The Guards have already backed up that threat with action. They claimed to have struck three tankers from the U.K. and U.S. on Sunday, describing them as "burning." Oman's Maritime Security Center confirmed the Marshall Islands-flagged MKD VYOM was struck near the Strait's entrance. A separate Palau-flagged vessel called Skylight was also hit. The U.K. Maritime Trade Operations confirmed a vessel in Bahrain's port was struck by "two unknown projectiles" causing a fire.
Ships are burning in the strait.
The Human Cost Is Spreading Globally
The Wikipedia entry on the 2026 Iran war fuel crisis — which is being actively updated — documents a worldwide ripple effect. Vietnam is already experiencing fuel shortages and panic buying. The Philippines is facing its own fuel crisis. These aren't wealthy nations with massive strategic reserves to cushion the blow.
Regular people in Southeast Asia are lining up on motorcycles at gas stations that may or may not have fuel. That's what a 20% global oil supply disruption looks like at street level.
What Mainstream Coverage Is Missing
Most of the mainstream reporting focuses on the price-per-barrel number and the geopolitical drama. Several critical developments are receiving limited attention:
LNG is the hidden crisis. The 40% spike in LNG tanker rates in a single day is extraordinary. Qatar is one of the world's largest LNG exporters. Europe, already energy-vulnerable after years of dependency on Russian gas, now faces a second major supply shock in four years.

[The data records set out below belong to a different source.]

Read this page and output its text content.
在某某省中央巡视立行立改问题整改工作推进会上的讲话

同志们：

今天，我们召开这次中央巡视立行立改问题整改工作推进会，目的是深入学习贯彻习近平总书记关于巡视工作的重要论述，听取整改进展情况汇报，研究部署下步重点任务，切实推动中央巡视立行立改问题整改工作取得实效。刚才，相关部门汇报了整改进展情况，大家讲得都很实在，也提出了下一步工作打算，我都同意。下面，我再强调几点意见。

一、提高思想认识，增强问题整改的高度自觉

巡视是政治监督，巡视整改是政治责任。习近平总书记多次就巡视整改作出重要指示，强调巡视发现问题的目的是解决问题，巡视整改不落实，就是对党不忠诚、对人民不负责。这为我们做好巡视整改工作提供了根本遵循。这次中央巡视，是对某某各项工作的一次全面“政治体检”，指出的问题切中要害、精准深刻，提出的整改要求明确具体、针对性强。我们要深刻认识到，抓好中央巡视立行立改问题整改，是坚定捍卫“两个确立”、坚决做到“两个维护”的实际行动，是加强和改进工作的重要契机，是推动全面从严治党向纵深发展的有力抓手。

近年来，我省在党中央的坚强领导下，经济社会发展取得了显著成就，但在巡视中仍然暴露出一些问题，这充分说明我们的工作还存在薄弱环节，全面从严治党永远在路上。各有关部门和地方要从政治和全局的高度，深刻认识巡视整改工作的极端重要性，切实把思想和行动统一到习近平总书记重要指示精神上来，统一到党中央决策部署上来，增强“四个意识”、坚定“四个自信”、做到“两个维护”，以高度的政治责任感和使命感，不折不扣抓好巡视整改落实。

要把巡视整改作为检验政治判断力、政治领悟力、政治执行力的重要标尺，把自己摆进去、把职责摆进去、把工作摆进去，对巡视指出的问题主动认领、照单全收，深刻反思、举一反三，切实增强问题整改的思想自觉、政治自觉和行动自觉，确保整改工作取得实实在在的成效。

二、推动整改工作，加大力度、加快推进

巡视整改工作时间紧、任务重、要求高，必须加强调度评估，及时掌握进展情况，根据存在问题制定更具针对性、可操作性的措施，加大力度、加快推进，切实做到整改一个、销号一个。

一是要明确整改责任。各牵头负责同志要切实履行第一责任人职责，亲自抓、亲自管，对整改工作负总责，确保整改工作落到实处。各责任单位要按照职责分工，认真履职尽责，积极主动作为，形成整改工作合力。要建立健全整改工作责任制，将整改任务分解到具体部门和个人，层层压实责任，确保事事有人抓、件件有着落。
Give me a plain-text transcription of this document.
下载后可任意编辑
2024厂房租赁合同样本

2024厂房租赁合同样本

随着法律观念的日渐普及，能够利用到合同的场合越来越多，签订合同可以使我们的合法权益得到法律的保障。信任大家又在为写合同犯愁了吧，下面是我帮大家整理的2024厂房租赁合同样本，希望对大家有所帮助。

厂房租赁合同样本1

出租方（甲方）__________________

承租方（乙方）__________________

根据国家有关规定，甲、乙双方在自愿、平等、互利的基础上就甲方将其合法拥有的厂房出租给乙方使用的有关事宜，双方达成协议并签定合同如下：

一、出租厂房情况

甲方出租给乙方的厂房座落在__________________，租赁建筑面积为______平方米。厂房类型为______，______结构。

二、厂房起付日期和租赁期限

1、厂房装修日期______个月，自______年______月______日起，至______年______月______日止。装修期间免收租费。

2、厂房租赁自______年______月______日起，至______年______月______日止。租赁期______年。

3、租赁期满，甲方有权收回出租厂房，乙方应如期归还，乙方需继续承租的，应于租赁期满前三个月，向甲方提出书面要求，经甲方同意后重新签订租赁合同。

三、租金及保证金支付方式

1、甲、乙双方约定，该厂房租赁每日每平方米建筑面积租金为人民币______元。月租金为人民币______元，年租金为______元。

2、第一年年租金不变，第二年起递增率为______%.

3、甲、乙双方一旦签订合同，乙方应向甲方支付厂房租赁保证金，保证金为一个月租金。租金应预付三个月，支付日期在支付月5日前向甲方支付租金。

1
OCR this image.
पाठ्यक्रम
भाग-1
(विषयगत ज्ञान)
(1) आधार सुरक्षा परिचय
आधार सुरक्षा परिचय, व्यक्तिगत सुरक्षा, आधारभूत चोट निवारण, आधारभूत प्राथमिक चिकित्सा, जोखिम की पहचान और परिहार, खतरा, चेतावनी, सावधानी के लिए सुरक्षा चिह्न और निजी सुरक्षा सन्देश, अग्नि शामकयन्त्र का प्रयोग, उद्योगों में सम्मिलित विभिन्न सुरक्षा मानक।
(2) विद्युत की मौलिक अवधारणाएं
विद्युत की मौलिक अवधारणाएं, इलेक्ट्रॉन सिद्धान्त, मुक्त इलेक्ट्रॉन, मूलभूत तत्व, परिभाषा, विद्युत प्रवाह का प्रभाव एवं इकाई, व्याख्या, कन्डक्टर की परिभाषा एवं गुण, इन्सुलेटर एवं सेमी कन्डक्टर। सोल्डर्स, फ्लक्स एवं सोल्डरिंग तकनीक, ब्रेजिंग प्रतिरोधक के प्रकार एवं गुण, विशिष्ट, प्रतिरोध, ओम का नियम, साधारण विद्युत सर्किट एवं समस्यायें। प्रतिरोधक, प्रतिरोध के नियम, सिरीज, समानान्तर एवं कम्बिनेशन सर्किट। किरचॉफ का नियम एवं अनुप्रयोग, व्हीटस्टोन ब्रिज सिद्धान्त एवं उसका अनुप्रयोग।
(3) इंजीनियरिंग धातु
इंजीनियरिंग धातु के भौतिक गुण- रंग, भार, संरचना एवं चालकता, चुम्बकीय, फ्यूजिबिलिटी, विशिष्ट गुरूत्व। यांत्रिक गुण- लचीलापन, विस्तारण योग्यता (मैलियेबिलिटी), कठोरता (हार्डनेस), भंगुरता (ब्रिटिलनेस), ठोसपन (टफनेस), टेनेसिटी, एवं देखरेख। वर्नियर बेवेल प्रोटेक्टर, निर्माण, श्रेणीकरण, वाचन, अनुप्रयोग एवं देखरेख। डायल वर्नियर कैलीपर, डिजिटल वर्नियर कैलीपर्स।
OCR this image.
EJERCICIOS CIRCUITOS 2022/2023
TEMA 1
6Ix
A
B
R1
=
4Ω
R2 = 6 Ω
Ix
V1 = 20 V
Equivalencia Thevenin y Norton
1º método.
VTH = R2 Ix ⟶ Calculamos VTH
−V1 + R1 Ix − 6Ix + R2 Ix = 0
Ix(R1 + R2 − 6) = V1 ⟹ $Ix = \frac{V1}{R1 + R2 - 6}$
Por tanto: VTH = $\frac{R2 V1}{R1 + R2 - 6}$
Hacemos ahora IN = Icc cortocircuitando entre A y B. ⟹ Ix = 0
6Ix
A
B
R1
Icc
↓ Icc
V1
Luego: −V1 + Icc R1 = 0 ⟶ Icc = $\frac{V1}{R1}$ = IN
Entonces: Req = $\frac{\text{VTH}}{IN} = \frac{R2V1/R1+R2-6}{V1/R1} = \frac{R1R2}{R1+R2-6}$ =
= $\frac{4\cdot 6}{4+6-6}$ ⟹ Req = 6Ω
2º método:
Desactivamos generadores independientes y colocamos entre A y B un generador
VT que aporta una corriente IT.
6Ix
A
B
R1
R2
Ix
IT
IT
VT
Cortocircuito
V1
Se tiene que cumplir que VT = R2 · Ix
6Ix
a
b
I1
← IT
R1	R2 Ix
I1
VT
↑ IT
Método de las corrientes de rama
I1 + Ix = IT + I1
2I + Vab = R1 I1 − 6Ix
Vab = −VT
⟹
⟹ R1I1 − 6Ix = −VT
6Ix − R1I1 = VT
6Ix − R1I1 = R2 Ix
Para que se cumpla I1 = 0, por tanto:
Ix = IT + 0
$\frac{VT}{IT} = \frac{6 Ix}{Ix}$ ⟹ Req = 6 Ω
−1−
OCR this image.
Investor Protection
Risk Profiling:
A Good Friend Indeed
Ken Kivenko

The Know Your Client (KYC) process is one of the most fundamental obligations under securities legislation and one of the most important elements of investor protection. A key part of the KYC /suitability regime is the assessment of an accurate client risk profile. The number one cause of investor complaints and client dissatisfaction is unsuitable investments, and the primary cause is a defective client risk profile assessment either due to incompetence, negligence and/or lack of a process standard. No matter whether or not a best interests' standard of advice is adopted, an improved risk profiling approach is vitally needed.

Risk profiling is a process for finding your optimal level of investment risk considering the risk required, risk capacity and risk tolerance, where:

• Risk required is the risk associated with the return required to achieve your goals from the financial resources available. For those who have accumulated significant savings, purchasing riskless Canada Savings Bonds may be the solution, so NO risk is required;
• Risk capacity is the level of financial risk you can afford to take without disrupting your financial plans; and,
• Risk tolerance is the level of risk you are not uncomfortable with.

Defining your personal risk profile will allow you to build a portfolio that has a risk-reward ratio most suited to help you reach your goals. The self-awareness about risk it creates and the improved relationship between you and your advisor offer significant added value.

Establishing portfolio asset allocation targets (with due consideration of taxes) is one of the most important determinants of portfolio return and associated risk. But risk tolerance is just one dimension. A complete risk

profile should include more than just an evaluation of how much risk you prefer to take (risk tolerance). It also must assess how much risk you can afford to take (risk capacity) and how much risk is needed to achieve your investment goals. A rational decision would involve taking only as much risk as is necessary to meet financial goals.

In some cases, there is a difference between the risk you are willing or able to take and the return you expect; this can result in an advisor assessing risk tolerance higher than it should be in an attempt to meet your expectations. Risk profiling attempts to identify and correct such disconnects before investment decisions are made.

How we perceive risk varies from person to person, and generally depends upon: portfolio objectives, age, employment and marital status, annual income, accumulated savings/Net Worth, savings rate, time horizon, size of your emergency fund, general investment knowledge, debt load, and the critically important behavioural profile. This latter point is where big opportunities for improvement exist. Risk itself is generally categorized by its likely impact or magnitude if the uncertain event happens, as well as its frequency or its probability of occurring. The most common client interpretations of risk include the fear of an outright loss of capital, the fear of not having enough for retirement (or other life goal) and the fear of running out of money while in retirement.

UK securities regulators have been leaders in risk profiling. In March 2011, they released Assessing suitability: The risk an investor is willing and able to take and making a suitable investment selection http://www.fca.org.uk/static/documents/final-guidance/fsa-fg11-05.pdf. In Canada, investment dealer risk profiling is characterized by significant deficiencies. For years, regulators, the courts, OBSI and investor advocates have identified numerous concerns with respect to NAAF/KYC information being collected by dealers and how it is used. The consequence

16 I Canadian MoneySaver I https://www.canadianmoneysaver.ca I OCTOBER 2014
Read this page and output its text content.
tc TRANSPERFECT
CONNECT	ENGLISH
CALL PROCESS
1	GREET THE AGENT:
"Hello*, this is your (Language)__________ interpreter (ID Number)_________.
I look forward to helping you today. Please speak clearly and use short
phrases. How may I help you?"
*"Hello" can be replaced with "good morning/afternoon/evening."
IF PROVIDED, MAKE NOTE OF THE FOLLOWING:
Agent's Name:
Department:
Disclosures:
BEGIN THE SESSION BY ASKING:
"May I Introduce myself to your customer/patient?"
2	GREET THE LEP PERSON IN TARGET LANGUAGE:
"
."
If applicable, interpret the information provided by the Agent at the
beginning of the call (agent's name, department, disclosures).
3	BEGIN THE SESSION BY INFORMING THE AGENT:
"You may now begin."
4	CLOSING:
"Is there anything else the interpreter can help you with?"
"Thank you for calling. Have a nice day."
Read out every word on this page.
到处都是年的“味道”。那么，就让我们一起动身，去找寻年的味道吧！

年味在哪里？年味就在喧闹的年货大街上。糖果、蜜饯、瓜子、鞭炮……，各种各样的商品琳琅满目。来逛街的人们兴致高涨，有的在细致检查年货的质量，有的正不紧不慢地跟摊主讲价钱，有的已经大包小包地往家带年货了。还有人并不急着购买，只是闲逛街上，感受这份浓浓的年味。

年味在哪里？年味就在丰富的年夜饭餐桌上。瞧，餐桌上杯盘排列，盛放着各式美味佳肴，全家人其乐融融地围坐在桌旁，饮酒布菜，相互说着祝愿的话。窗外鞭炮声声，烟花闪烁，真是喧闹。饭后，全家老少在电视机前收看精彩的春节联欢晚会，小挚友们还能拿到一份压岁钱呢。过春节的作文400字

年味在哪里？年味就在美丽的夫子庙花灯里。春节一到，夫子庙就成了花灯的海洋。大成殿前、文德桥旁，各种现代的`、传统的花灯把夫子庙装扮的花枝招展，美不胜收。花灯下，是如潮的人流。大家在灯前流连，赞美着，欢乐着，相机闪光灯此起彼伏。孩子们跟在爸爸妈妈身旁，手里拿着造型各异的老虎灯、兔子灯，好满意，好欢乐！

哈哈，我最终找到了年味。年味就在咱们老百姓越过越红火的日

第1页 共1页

The 25% escape figure needs context. Bloomberg's headline about tankers escaping sounds like progress. There's been minimal reporting on where those ships are going, whether their cargo is intact, or whether they can return for another run. One trip out doesn't fix a broken supply chain.
Energy infrastructure attacks remain ongoing. Time's reporting notes that oil storage infrastructure and energy facilities remain at risk, with the Fujairah Oil Terminal specifically mentioned. Fujairah is the UAE's primary oil export terminal and one of the largest bunkering hubs in the world. Damage to this facility would dramatically worsen the crisis.
Chevron's CEO Is Being Watched
Bloomberg had a scheduled interview with Chevron CEO Mike Wirth covering oil prices, the Strait of Hormuz, and Venezuela. The specifics from that conversation were not accessible in full, but Chevron's chief executive publicly discussing Hormuz and Venezuela in the same breath is significant. Venezuela is one of the few alternative supply sources that could theoretically offset Gulf losses — and the U.S.-Venezuela relationship under the Trump administration has been complicated.
Where This Stands
A quarter of trapped tankers moving is not a resolution. It's a marginal pressure release on a system that remains fundamentally broken.
Gas prices at the pump haven't peaked yet. LNG bills in Europe are rising. Fuel shortages in Asia are worsening. Iran's Revolutionary Guards continue to publicly threaten to sink anything that moves through the strait.
The slight improvement in tanker movement will not reverse a 7% crude spike, a 30% natural gas jump, or a 40% LNG freight rate explosion — all occurring within days.